Opened 2 years ago
Last modified 9 months ago
#702 new defect
Limiting cases of cylinder model
Reported by: | dirk | Owned by: | dirk |
---|---|---|---|
Priority: | major | Milestone: | SasView 4.3.0 |
Component: | sasmodels | Keywords: | |
Cc: | Work Package: | SasModels Redesign |
Description
The cylinder model should give the formfactor of a long, infinitely thin rod or thin disk if diameter or lengh is set to zero, respectively.
Attachments (2)
Change History (8)
Changed 17 months ago by pkienzle
Changed 17 months ago by pkienzle
comment:1 Changed 17 months ago by pkienzle
- Milestone changed from sasmodels WishList to SasView 4.2.0
comment:2 Changed 17 months ago by pkienzle
- Priority changed from minor to major
comment:3 Changed 17 months ago by pkienzle
- Type changed from enhancement to defect
comment:4 Changed 17 months ago by pkienzle
Inada 2005 (supplemental) gives the following for an infinite core-shell cylinder with core radius=0:
I(q) = pi L/q [drho V 2 J1(q r)/(q r)]^2
This equation gives the same curve shape as the finite cylinder, but the scale is off. Instead use:
I(q) = pi/L V/q [drho 2 J1(q r)/(q r)]^2
This matches the peaks well, but underestimates the dips. With minimal polydispersity or resolution the precise value of the dips won't matter and this approximation will be good enough. It breaks down at low q for shorter cylinder lengths.

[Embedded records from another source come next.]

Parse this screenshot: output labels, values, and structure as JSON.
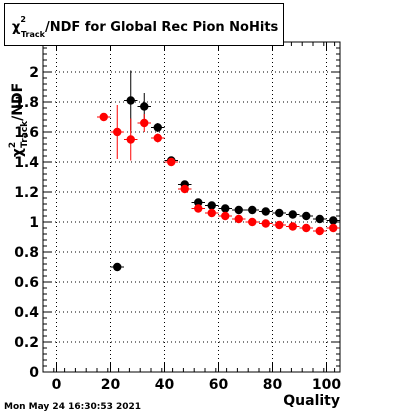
{
  "chart_data": {
    "type": "scatter",
    "title": {
      "symbol": "χ",
      "superscript": "2",
      "subscript": "Track",
      "rest": "/NDF for Global Rec Pion NoHits"
    },
    "ylabel": {
      "symbol": "χ",
      "superscript": "2",
      "subscript": "Track",
      "rest": "/NDF"
    },
    "xlabel": "Quality",
    "xlim": [
      -5,
      105
    ],
    "ylim": [
      0,
      2.2
    ],
    "x_ticks": [
      "0",
      "20",
      "40",
      "60",
      "80",
      "100"
    ],
    "y_ticks": [
      "0",
      "0.2",
      "0.4",
      "0.6",
      "0.8",
      "1",
      "1.2",
      "1.4",
      "1.6",
      "1.8",
      "2"
    ],
    "grid": true,
    "series": [
      {
        "color": "#000000",
        "points": [
          {
            "x": 22.5,
            "y": 0.7,
            "yerr": 0.02
          },
          {
            "x": 27.5,
            "y": 1.81,
            "yerr": 0.2
          },
          {
            "x": 32.5,
            "y": 1.77,
            "yerr": 0.09
          },
          {
            "x": 37.5,
            "y": 1.63,
            "yerr": 0.03
          },
          {
            "x": 42.5,
            "y": 1.41,
            "yerr": 0.02
          },
          {
            "x": 47.5,
            "y": 1.25,
            "yerr": 0.01
          },
          {
            "x": 52.5,
            "y": 1.13,
            "yerr": 0.01
          },
          {
            "x": 57.5,
            "y": 1.11,
            "yerr": 0.01
          },
          {
            "x": 62.5,
            "y": 1.09,
            "yerr": 0.01
          },
          {
            "x": 67.5,
            "y": 1.08,
            "yerr": 0.01
          },
          {
            "x": 72.5,
            "y": 1.08,
            "yerr": 0.01
          },
          {
            "x": 77.5,
            "y": 1.07,
            "yerr": 0.01
          },
          {
            "x": 82.5,
            "y": 1.06,
            "yerr": 0.01
          },
          {
            "x": 87.5,
            "y": 1.05,
            "yerr": 0.01
          },
          {
            "x": 92.5,
            "y": 1.04,
            "yerr": 0.01
          },
          {
            "x": 97.5,
            "y": 1.02,
            "yerr": 0.01
          },
          {
            "x": 102.5,
            "y": 1.01,
            "yerr": 0.01
          }
        ]
      },
      {
        "color": "#ff0000",
        "points": [
          {
            "x": 17.5,
            "y": 1.7,
            "yerr": 0.01
          },
          {
            "x": 22.5,
            "y": 1.6,
            "yerr": 0.18
          },
          {
            "x": 27.5,
            "y": 1.55,
            "yerr": 0.14
          },
          {
            "x": 32.5,
            "y": 1.66,
            "yerr": 0.06
          },
          {
            "x": 37.5,
            "y": 1.56,
            "yerr": 0.03
          },
          {
            "x": 42.5,
            "y": 1.4,
            "yerr": 0.02
          },
          {
            "x": 47.5,
            "y": 1.22,
            "yerr": 0.01
          },
          {
            "x": 52.5,
            "y": 1.09,
            "yerr": 0.01
          },
          {
            "x": 57.5,
            "y": 1.06,
            "yerr": 0.01
          },
          {
            "x": 62.5,
            "y": 1.04,
            "yerr": 0.01
          },
          {
            "x": 67.5,
            "y": 1.02,
            "yerr": 0.01
          },
          {
            "x": 72.5,
            "y": 1.0,
            "yerr": 0.01
          },
          {
            "x": 77.5,
            "y": 0.99,
            "yerr": 0.01
          },
          {
            "x": 82.5,
            "y": 0.98,
            "yerr": 0.01
          },
          {
            "x": 87.5,
            "y": 0.97,
            "yerr": 0.01
          },
          {
            "x": 92.5,
            "y": 0.96,
            "yerr": 0.01
          },
          {
            "x": 97.5,
            "y": 0.94,
            "yerr": 0.01
          },
          {
            "x": 102.5,
            "y": 0.96,
            "yerr": 0.01
          }
        ]
      }
    ]
  },
  "footer": {
    "timestamp": "Mon May 24 16:30:53 2021"
  }
}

Note: sasmodels kernels use V rather than V^{2} because the polydispersity loop does volume weighted normalization, which still doesn't explain the 1/L vs. L difference.
comment:5 Changed 17 months ago by pkienzle
Infinitely thin rod:
2Si(qL)/(qL) - [sin(qL/2)/(qL/2)]^2
Infinitely thin disk:
2/(qR)^2 [ 1 - 2 J1(2qR)/2qR ]
Pedersen, J.S., 1997. Analysis of small-angle scattering data from colloids and polymer solutions: modeling and least-squares fitting. Advances in Colloid and Interface Science 70, 171–210. doi:10.1016/S0001-8686(97)00312-6
comment:6 Changed 9 months ago by butler
- Milestone changed from SasView 4.2.0 to SasView 4.3.0
More practically, the cylinder model does not support carbon nanotubes, with length 10 um and diameter 1 nm.
Calculations for different numbers of integration steps attached. First image shows the highly oscillatory function that we are integrating at several q points. The second image shows the results for a few different optimization strategies. Trapezoidal method for 65000 points and 525000 points are indistinguishable on the graph, and so that is likely the true value.
Repeating the tests with different lengths, it seems that the current code with the 76 point Gaussian integration supports lengths up to 0.1 um. Switching to a 150 point Gaussian will allow up to 1-2 um. Using Gaussian integration with 1024 points (not shown) gives results within 1.5% of the 525000 point trapz. [1024 is a nicer number for GPUs to work with, though any multiple of 4 ought to be fine.]
Simulations were run with explore/symint.py in the ticket-776-orientation branch.